More Abiotic Oil

May 31, 2004

Matt,

What do you think of this article? Does it give us hope? Maybe there’s plenty of oil left after all.

Steve

Steve,

No less than 10 people emailed me about this article in the last week. A few points to consier:

1. As the ramifications of Peak Oil become increasingly undeniable, you will see more and more articles like this one. Such articles placate the average person who, after reading them, feels reassured there is “another side to the story.”

Yes, there may be another side to the story, but that side is based on a combination of myth, fantasy, and crank science.

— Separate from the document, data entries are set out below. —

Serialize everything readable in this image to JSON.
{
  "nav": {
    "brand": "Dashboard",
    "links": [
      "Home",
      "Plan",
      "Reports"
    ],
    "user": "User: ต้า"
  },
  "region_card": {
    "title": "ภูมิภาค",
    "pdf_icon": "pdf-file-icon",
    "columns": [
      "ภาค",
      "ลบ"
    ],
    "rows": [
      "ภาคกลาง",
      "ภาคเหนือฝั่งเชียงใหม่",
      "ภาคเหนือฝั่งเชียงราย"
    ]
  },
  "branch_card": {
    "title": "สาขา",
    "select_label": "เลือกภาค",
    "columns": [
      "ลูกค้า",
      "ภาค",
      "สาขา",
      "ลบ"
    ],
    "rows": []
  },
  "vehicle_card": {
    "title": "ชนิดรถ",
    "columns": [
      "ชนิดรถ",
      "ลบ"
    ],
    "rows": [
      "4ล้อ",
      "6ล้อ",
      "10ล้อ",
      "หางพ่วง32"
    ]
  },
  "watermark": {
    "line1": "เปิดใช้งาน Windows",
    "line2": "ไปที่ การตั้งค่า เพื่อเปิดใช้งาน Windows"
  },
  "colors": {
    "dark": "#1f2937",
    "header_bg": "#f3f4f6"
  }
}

2. People really, really, really want to believe such articles are true. Here’s a link to a lengthy online discussion of the article. As you can see from the responses, most folks are either flat out ignorant of, or in full blown denial about the reality of oil depletion.

3. If you are tempted to believe in such fantasies such as abiotic oil, ask yourself, “If there really were a source of renewable, limitless oil, wouldn’t the oil companies have found it by now?”

Whichever oil company located this source and proved it to be viable would be able to report massive reserve growth. Their stock would shoot the roof.

I guarantee you if Dr. Gold and his band of followers had actually located/proven the viability of abiotic oil, the oil companies (who have more money, technology, and motivation than God herself) would have been investing in it like there’s no tomorrow. But they’re not. Instead they’re busy downsizing, merging and revising their estimated reserves downward – all the actions you expect to see in an industry that knows the party is over.

4. Even if there is some truth to the theory of abiotic oil, it certainly isn’t doing us any good! Ninety-nine percent of the world’s oil comes from 44 oil-producing nations. Twenty-four of these 44 nations are now in permanent, terminal decline! If abiotic oil is going to “save us,” it had better show up fast.

5. If abiotic oil was a viable reality, don’t you think George Bush and/or John Kerry – both of whom major connections to the oil industry – would be proclaiming it as a path towards “independence from foreign oil!”?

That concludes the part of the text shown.